One big lesson that I have learnt from this project is that the weather does not follow any schedule. So, I was the one that needed to bounce back and adjust my plan according to its whim. In the end, we can be powerless when facing the caprice of nature but also arm ourselves to withstand it.

Credit: Aurelie Hector

Secondly, growing up in a poor family, I came across a Creole saying quite often, “kas pa fer boner”, which means ‘money does not bring happiness’. For me, it was just a sentence that I was told in order to make me feel better for not having much, and for rich people to feel less guilty for having so much wealth. A way to keep the world in balance, I guess.

Nevertheless, dealing with finances by budgeting the expenses for the EDGE project has proven to be challenging. I was faced with a complex financial spreadsheet that I had to fill up to keep track of the numerous receipts, purchase orders and invoices, and had to manage the difficult task of getting refunds for materials already purchased. It is even more complicated to keep track of banking transactions when you live on a remote island, without any banking facilities or proper internet to solve financial issues.

However, through the EDGE project I discovered an accountant that was hiding inside of me (who knew?). The project has started to shape me into the businesswoman that I would like to become in the future, with stronger shoulders to deal with financial issues.

Thirdly, burn-out, exhaustion and physical breakdown are common to most field workers, but we have learned to overcome these in order to accomplish our tasks and protect nature. But it is a much harder fight when your mindset and mood are on the line. What happens when the fear of failure makes you lose faith in your dream, feel anger towards humanity and question the credibility of your work?

In fact, there was a point where my anxiety of failing was so strong that it had blurred my vision as an EDGE Fellow, making me doubt my work as the Round Island Warden and even question my role as a conservation biologist. People say that to be successful one has to embrace failure, as it is a normal learning process. Truly, we are growing up in a society that teaches us the opposite – either at school through exams or at work through job interviews and evaluation. Competition is everywhere and if you fail to succeed you are rejected or unworthy to be part of the system. Does that mean that we should give up? Absolutely not.

Credit: Aurelie Hector

This is what happened to me throughout this project. I failed as a leader to understand and delegate tasks to my co-workers, which resulted in me overloading myself with responsibilities. With so much pressure on my shoulders I failed to keep up the high standard of work that I promised to deliver. I was feeling guilty for letting down my team.

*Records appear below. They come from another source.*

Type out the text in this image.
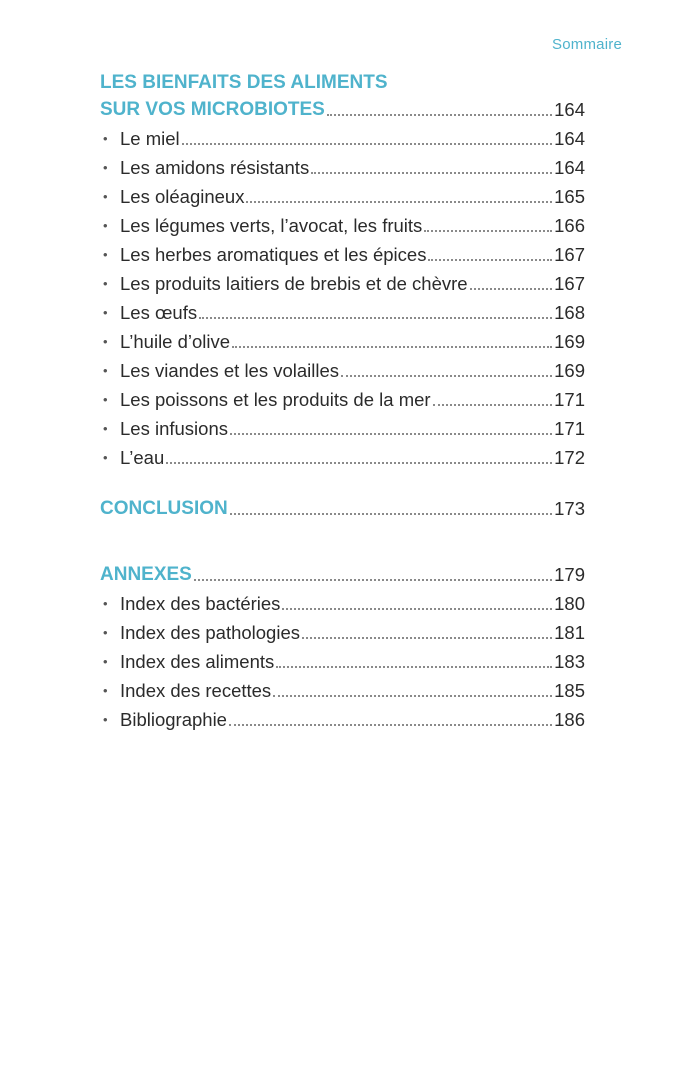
Sommaire
LES BIENFAITS DES ALIMENTS
SUR VOS MICROBIOTES	164
• Le miel	164
• Les amidons résistants	164
• Les oléagineux	165
• Les légumes verts, l’avocat, les fruits	166
• Les herbes aromatiques et les épices	167
• Les produits laitiers de brebis et de chèvre	167
• Les œufs	168
• L’huile d’olive	169
• Les viandes et les volailles	169
• Les poissons et les produits de la mer	171
• Les infusions	171
• L’eau	172
CONCLUSION	173
ANNEXES	179
• Index des bactéries	180
• Index des pathologies	181
• Index des aliments	183
• Index des recettes	185
• Bibliographie	186
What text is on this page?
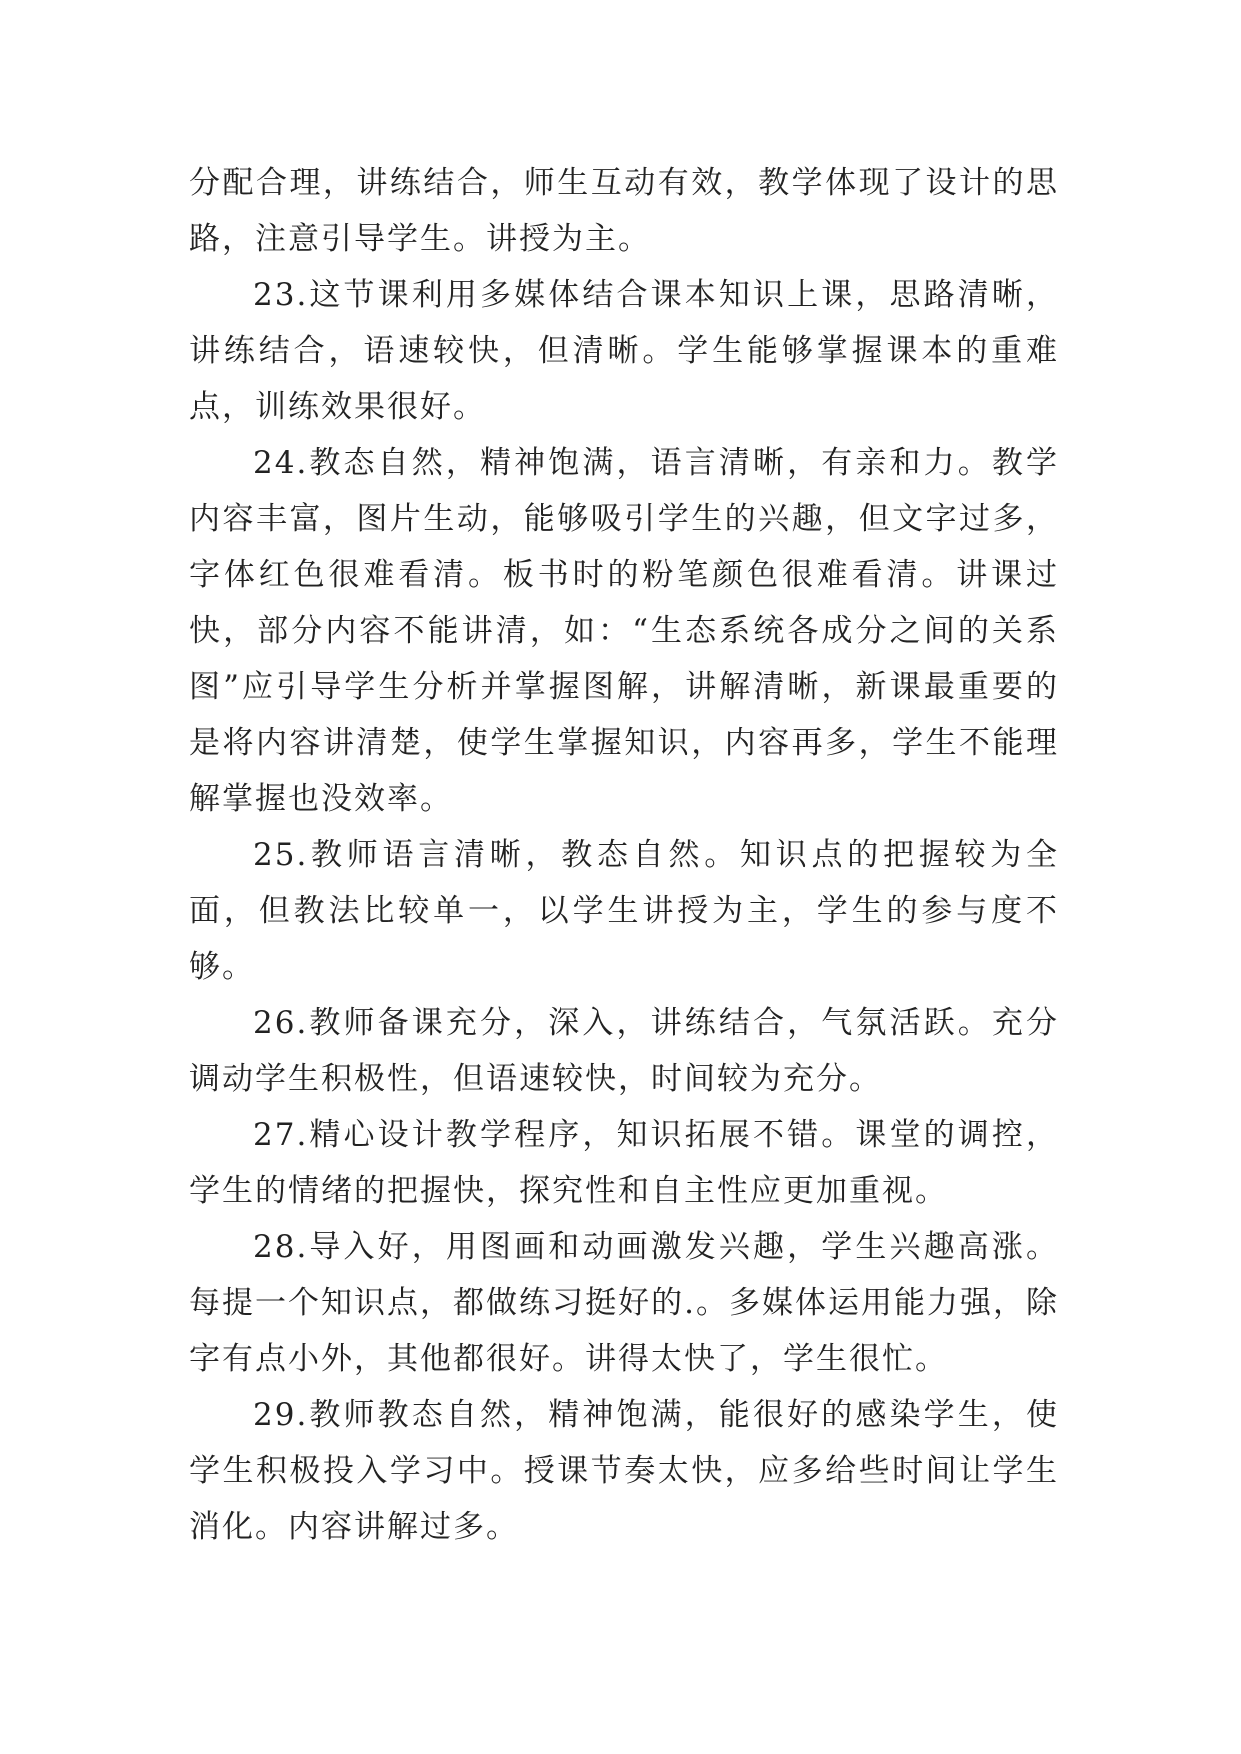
分配合理，讲练结合，师生互动有效，教学体现了设计的思路，注意引导学生。讲授为主。

23.这节课利用多媒体结合课本知识上课，思路清晰，讲练结合，语速较快，但清晰。学生能够掌握课本的重难点，训练效果很好。

24.教态自然，精神饱满，语言清晰，有亲和力。教学内容丰富，图片生动，能够吸引学生的兴趣，但文字过多，字体红色很难看清。板书时的粉笔颜色很难看清。讲课过快，部分内容不能讲清，如：“生态系统各成分之间的关系图”应引导学生分析并掌握图解，讲解清晰，新课最重要的是将内容讲清楚，使学生掌握知识，内容再多，学生不能理解掌握也没效率。

25.教师语言清晰，教态自然。知识点的把握较为全面，但教法比较单一，以学生讲授为主，学生的参与度不够。

26.教师备课充分，深入，讲练结合，气氛活跃。充分调动学生积极性，但语速较快，时间较为充分。

27.精心设计教学程序，知识拓展不错。课堂的调控，学生的情绪的把握快，探究性和自主性应更加重视。

28.导入好，用图画和动画激发兴趣，学生兴趣高涨。每提一个知识点，都做练习挺好的.。多媒体运用能力强，除字有点小外，其他都很好。讲得太快了，学生很忙。

29.教师教态自然，精神饱满，能很好的感染学生，使学生积极投入学习中。授课节奏太快，应多给些时间让学生消化。内容讲解过多。
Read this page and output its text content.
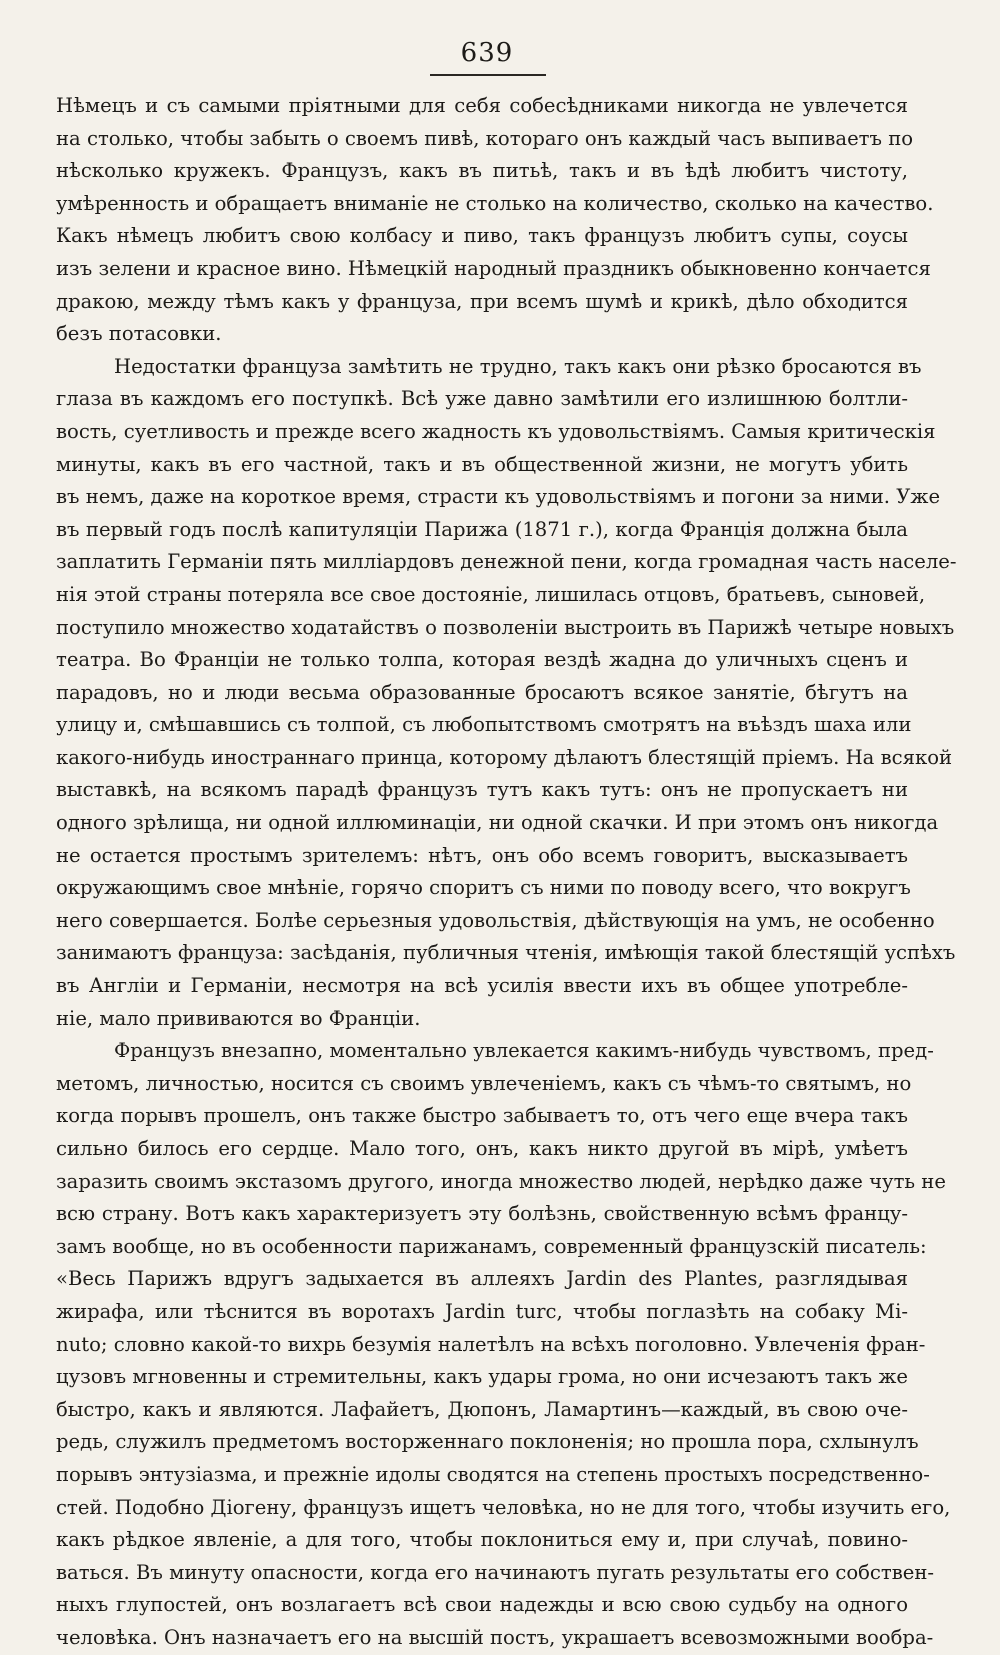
639
Нѣмецъ и съ самыми пріятными для себя собесѣдниками никогда не увлечется
на столько, чтобы забыть о своемъ пивѣ, котораго онъ каждый часъ выпиваетъ по
нѣсколько кружекъ. Французъ, какъ въ питьѣ, такъ и въ ѣдѣ любитъ чистоту,
умѣренность и обращаетъ вниманіе не столько на количество, сколько на качество.
Какъ нѣмецъ любитъ свою колбасу и пиво, такъ французъ любитъ супы, соусы
изъ зелени и красное вино. Нѣмецкій народный праздникъ обыкновенно кончается
дракою, между тѣмъ какъ у француза, при всемъ шумѣ и крикѣ, дѣло обходится
безъ потасовки.
Недостатки француза замѣтить не трудно, такъ какъ они рѣзко бросаются въ
глаза въ каждомъ его поступкѣ. Всѣ уже давно замѣтили его излишнюю болтли-
вость, суетливость и прежде всего жадность къ удовольствіямъ. Самыя критическія
минуты, какъ въ его частной, такъ и въ общественной жизни, не могутъ убить
въ немъ, даже на короткое время, страсти къ удовольствіямъ и погони за ними. Уже
въ первый годъ послѣ капитуляціи Парижа (1871 г.), когда Франція должна была
заплатить Германіи пять милліардовъ денежной пени, когда громадная часть населе-
нія этой страны потеряла все свое достояніе, лишилась отцовъ, братьевъ, сыновей,
поступило множество ходатайствъ о позволеніи выстроить въ Парижѣ четыре новыхъ
театра. Во Франціи не только толпа, которая вездѣ жадна до уличныхъ сценъ и
парадовъ, но и люди весьма образованные бросаютъ всякое занятіе, бѣгутъ на
улицу и, смѣшавшись съ толпой, съ любопытствомъ смотрятъ на въѣздъ шаха или
какого-нибудь иностраннаго принца, которому дѣлаютъ блестящій пріемъ. На всякой
выставкѣ, на всякомъ парадѣ французъ тутъ какъ тутъ: онъ не пропускаетъ ни
одного зрѣлища, ни одной иллюминаціи, ни одной скачки. И при этомъ онъ никогда
не остается простымъ зрителемъ: нѣтъ, онъ обо всемъ говоритъ, высказываетъ
окружающимъ свое мнѣніе, горячо споритъ съ ними по поводу всего, что вокругъ
него совершается. Болѣе серьезныя удовольствія, дѣйствующія на умъ, не особенно
занимаютъ француза: засѣданія, публичныя чтенія, имѣющія такой блестящій успѣхъ
въ Англіи и Германіи, несмотря на всѣ усилія ввести ихъ въ общее употребле-
ніе, мало прививаются во Франціи.
Французъ внезапно, моментально увлекается какимъ-нибудь чувствомъ, пред-
метомъ, личностью, носится съ своимъ увлеченіемъ, какъ съ чѣмъ-то святымъ, но
когда порывъ прошелъ, онъ также быстро забываетъ то, отъ чего еще вчера такъ
сильно билось его сердце. Мало того, онъ, какъ никто другой въ мірѣ, умѣетъ
заразить своимъ экстазомъ другого, иногда множество людей, нерѣдко даже чуть не
всю страну. Вотъ какъ характеризуетъ эту болѣзнь, свойственную всѣмъ францу-
замъ вообще, но въ особенности парижанамъ, современный французскій писатель:
«Весь Парижъ вдругъ задыхается въ аллеяхъ Jardin des Plantes, разглядывая
жирафа, или тѣснится въ воротахъ Jardin turc, чтобы поглазѣть на собаку Mi-
nuto; словно какой-то вихрь безумія налетѣлъ на всѣхъ поголовно. Увлеченія фран-
цузовъ мгновенны и стремительны, какъ удары грома, но они исчезаютъ такъ же
быстро, какъ и являются. Лафайетъ, Дюпонъ, Ламартинъ—каждый, въ свою оче-
редь, служилъ предметомъ восторженнаго поклоненія; но прошла пора, схлынулъ
порывъ энтузіазма, и прежніе идолы сводятся на степень простыхъ посредственно-
стей. Подобно Діогену, французъ ищетъ человѣка, но не для того, чтобы изучить его,
какъ рѣдкое явленіе, а для того, чтобы поклониться ему и, при случаѣ, повино-
ваться. Въ минуту опасности, когда его начинаютъ пугать результаты его собствен-
ныхъ глупостей, онъ возлагаетъ всѣ свои надежды и всю свою судьбу на одного
человѣка. Онъ назначаетъ его на высшій постъ, украшаетъ всевозможными вообра-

This is when I realised that it was my fear of being judged by others, losing their esteem and approval that was shaping my definition of the word  “failure” in a wrong way. Just because I have been unsuccessful at doing something does not mean that I should give up.  Failure does not define who I am, rather it is the lessons that I have learned to identify my limitations and overcome them.

In my case, I discovered that I was lacking proper communication with my co-workers and that I was my biggest competition. This new perspective of seeing failure is now helping me to recognise my weaknesses as well as working on them to shape the future leader that I want to be. Yes, sometimes I have to fail to see them, but it does not mean that I am the failure and the same applies to you.

I will leave you with one of my favourite inspirational quote from the amazing  Oprah Winfrey,  “where the is no struggle there is no strength”. On that note, if life does not go according to plan and you fail time after time,  remember that as long as you have the willpower you can overcome all the obstacles, succeed and come out stronger.